Ti girasti e guardasti lontano,
proprio come uno straniero che aspetta di essere
spazzato via.”
Il punto è che come dice il ragazzo: “Sei stata deformata fino a diventare complice.” Così lei vive una vita che altri hanno scelto per lei ma che ormai ha imparato a considerare “sua.”
E' entrata (certo anche per via della paura) in un giro di cui può essere solo schiava... Anche se per le graziose menzogne che le sono state rifilate, crede ancora che possa esserci un domani migliore. E deve stare attenta perché sta camminando “nel mirino.”

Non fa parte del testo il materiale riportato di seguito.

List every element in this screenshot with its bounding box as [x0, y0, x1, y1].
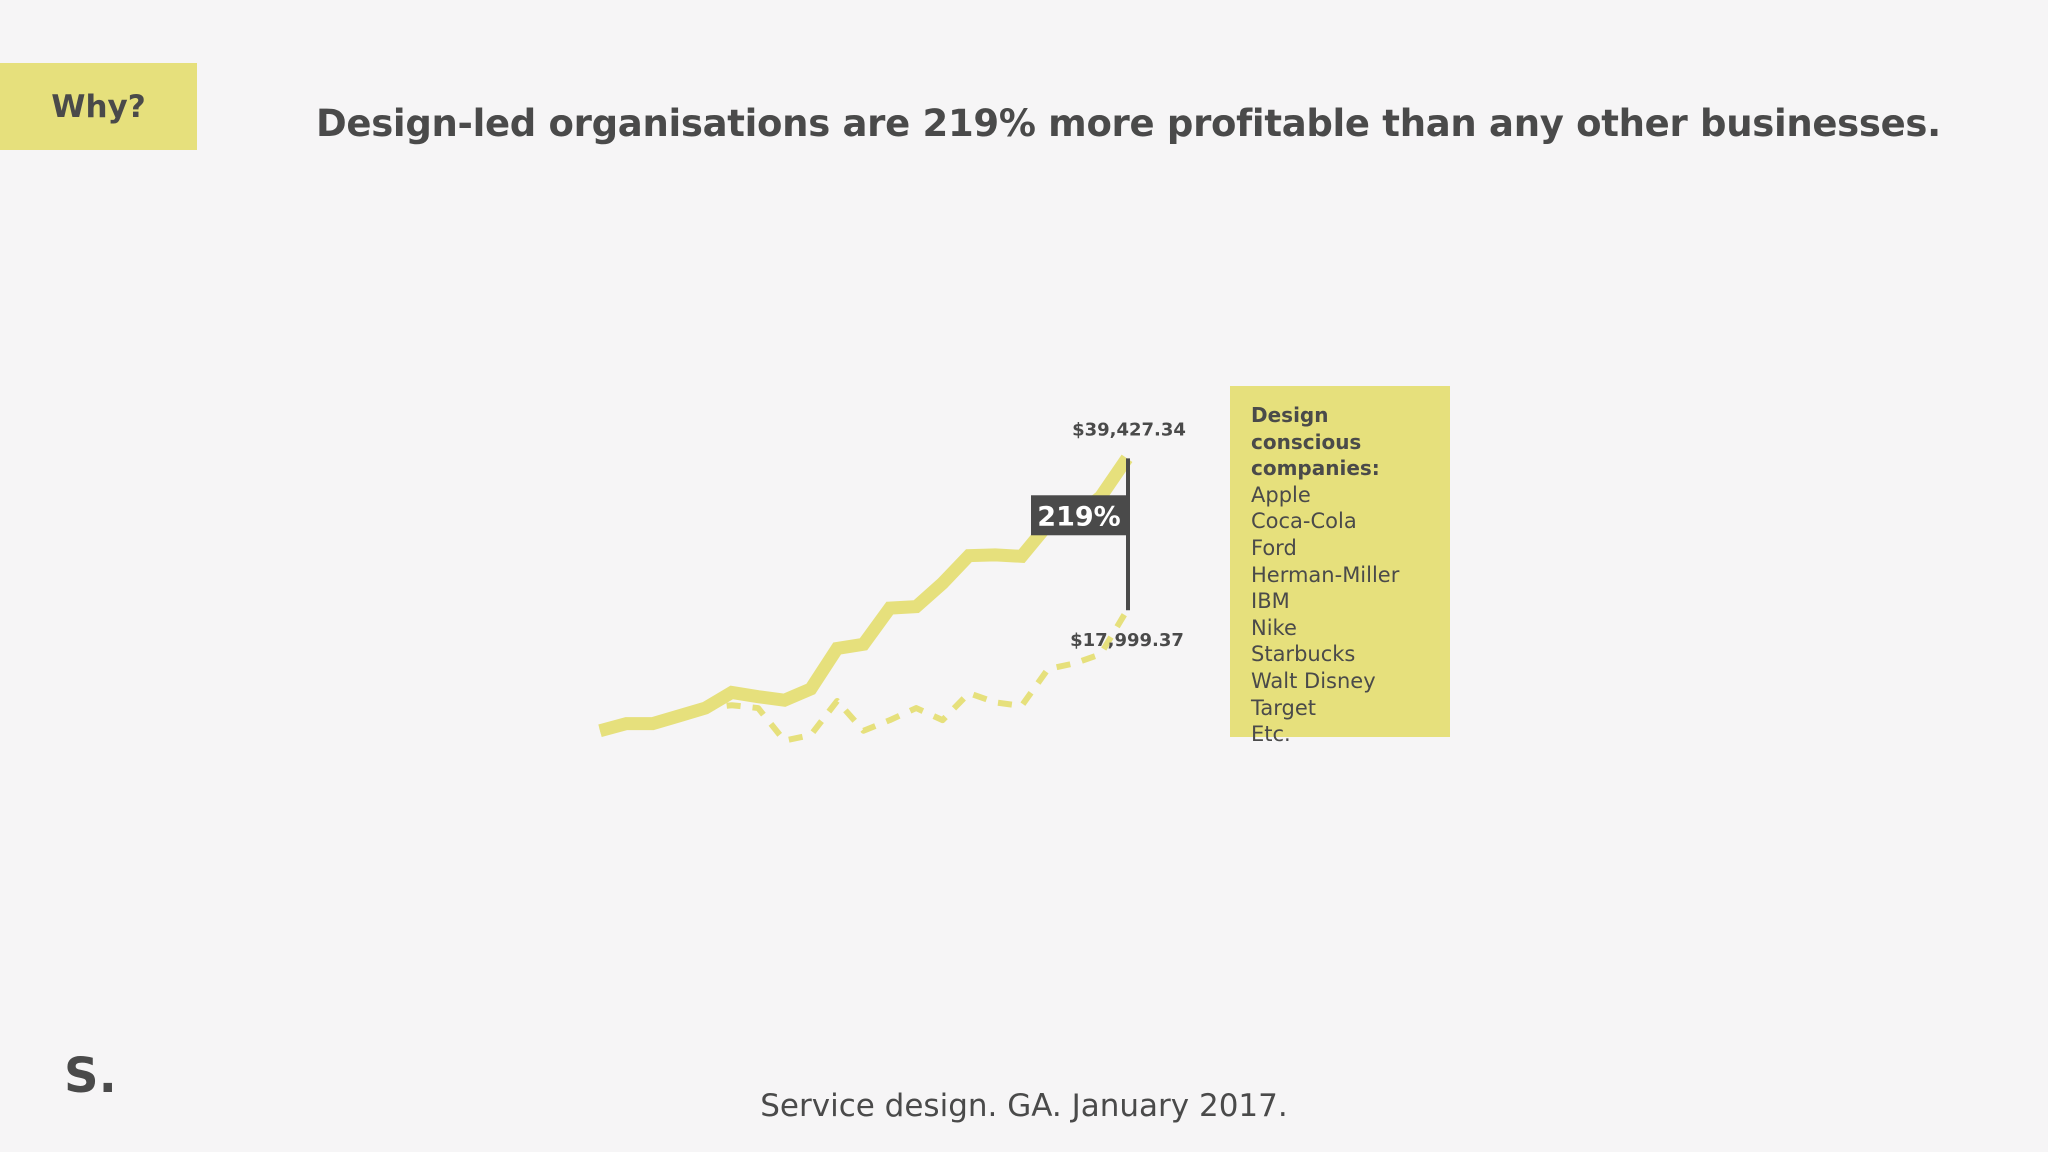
company-item: IBM — [1251, 589, 1290, 614]
company-item: Etc. — [1251, 722, 1291, 747]
bottom-value-label: $17,999.37 — [1070, 630, 1184, 651]
company-item: Nike — [1251, 615, 1297, 640]
company-item: Walt Disney — [1251, 668, 1376, 693]
section-tag: Why? — [0, 63, 197, 150]
company-item: Ford — [1251, 535, 1297, 560]
legend-title: Design conscious companies: — [1251, 403, 1380, 481]
companies-legend: Design conscious companies: Apple Coca-C… — [1230, 386, 1450, 746]
company-item: Starbucks — [1251, 642, 1356, 667]
company-list: Apple Coca-Cola Ford Herman-Miller IBM N… — [1251, 482, 1432, 748]
headline: Design-led organisations are 219% more p… — [316, 102, 1941, 145]
company-item: Apple — [1251, 482, 1311, 507]
difference-label: 219% — [1037, 501, 1120, 532]
company-item: Target — [1251, 695, 1316, 720]
company-item: Herman-Miller — [1251, 562, 1400, 587]
difference-badge — [1031, 495, 1127, 536]
brand-logo: S. — [64, 1048, 117, 1104]
company-item: Coca-Cola — [1251, 509, 1357, 534]
top-value-label: $39,427.34 — [1072, 419, 1186, 440]
footer-caption: Service design. GA. January 2017. — [760, 1088, 1288, 1124]
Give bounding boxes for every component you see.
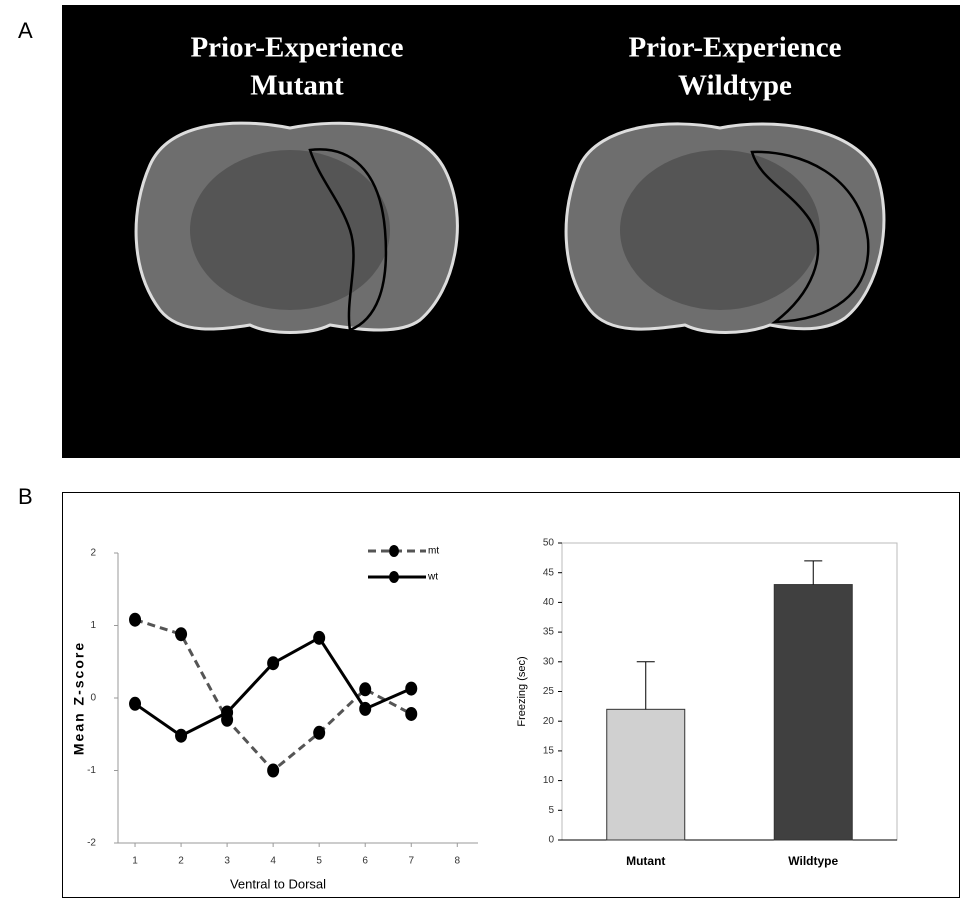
brain-left [136,123,457,332]
y-tick-label: 10 [543,775,555,786]
point [267,764,279,778]
point [129,697,141,711]
legend-label: mt [428,546,439,557]
y-tick-label: 2 [90,548,96,559]
image-title: Prior-Experience [190,32,403,64]
y-tick-label: 0 [90,693,96,704]
panel-label: A [18,18,33,43]
y-tick-label: 5 [548,805,554,816]
x-tick-label: 4 [270,856,276,867]
y-tick-label: 15 [543,746,555,757]
y-axis-label: Mean Z-score [71,641,87,755]
point [313,726,325,740]
y-tick-label: 1 [90,620,96,631]
x-tick-label: 1 [132,856,138,867]
series-line [135,620,411,771]
point [175,627,187,641]
y-tick-label: 35 [543,627,555,638]
image-title: Wildtype [678,70,792,102]
y-tick-label: 40 [543,597,555,608]
y-tick-label: 25 [543,686,555,697]
y-tick-label: -1 [87,765,96,776]
y-tick-label: -2 [87,838,96,849]
x-tick-label: Wildtype [788,854,838,868]
y-axis-label: Freezing (sec) [516,656,528,726]
figure: A Prior-Experience Mutant Prior-Experien… [0,0,960,898]
point [405,682,417,696]
y-tick-label: 50 [543,538,555,549]
y-tick-label: 45 [543,567,555,578]
y-tick-label: 0 [548,835,554,846]
legend-marker [389,545,399,557]
point [313,631,325,645]
image-title: Prior-Experience [628,32,841,64]
x-axis-label: Ventral to Dorsal [230,876,326,891]
x-tick-label: 3 [224,856,230,867]
panel-label: B [18,484,33,509]
x-tick-label: 6 [362,856,368,867]
point [405,707,417,721]
point [359,682,371,696]
point [267,656,279,670]
y-tick-label: 20 [543,716,555,727]
x-tick-label: 5 [316,856,322,867]
y-tick-label: 30 [543,656,555,667]
x-tick-label: 8 [455,856,461,867]
error-bar [637,662,655,710]
point [175,729,187,743]
point [359,702,371,716]
x-tick-label: 7 [408,856,414,867]
point [221,706,233,720]
error-bar [804,561,822,585]
x-tick-label: Mutant [626,854,665,868]
x-tick-label: 2 [178,856,184,867]
bar [607,709,685,840]
bar [774,585,852,840]
point [129,613,141,627]
image-title: Mutant [250,70,344,102]
brain-right [566,124,884,333]
legend-label: wt [427,572,438,583]
legend-marker [389,571,399,583]
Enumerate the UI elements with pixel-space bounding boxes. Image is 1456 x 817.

Il riferimento al “mirino” potrebbe non essere causale: una volta Bruce raccontò di una compagna del liceo che gli stava appresso e che era molto scatenata. Poi lei compì una rapina nel corso della quale rimase uccisa... chissà che Point blank non sia una versione di quella storia?
Infatti io ho ipotizzato che la ragazza del brano sia diventata una prostituta, ma potrebbe anche essere entrata in una banda di rapinatori o di ricettatori. Un ambiente nel quale lei non può fare “one false move away”, un passo falso perché arriva un “colpo secco” ed è “morta.”
Comunque il pezzo sottolinea un fatto fondamentale: come le dice il ragazzo: “Did you forget how to love, girl,/ did you forget how to fight”, hai dimenticato come amare, ragazza,/ hai dimenticato come lottare.
A quel punto, lei non potrà far altro che attendere la fine... che arriverà. Prima o poi. E non sarà gloriosa.
Bruce scrisse Point blank nel 1980 quando Reagan e la conseguente disoccupazione crearono ai lavoratori USA non pochi problemi. Point blank si trova nel doppio album in studio The river, disco che denuncia questo malessere anche in brani come quello omonimo, in Jackson cage e forse anche in The price you pay.
In questo quadro, la donna appare come il classico anello debole della catena: non perché lo sia in quanto donna, ma perché deve vivere ed alla fine subire una società che privilegia il danaro, la violenza ed il potere. Ed essendo la donna (soprattutto quella che viene da ambienti degradati) priva di tutto ciò, le sue saranno scelte obbligate.
Certo a questo stato di cose può ribellarsi, ma è molto difficile, quando ti trovi da sola in mezzo ad un viale e ti tengono sotto tiro...

Nota


* Traggo testo originale e traduzione italiana , da me in parte rivista, da Bruce Springsteeen, Tutti i testi con traduzione a fronte, Arcana Editrice, Milano, 1985, pp.180-183.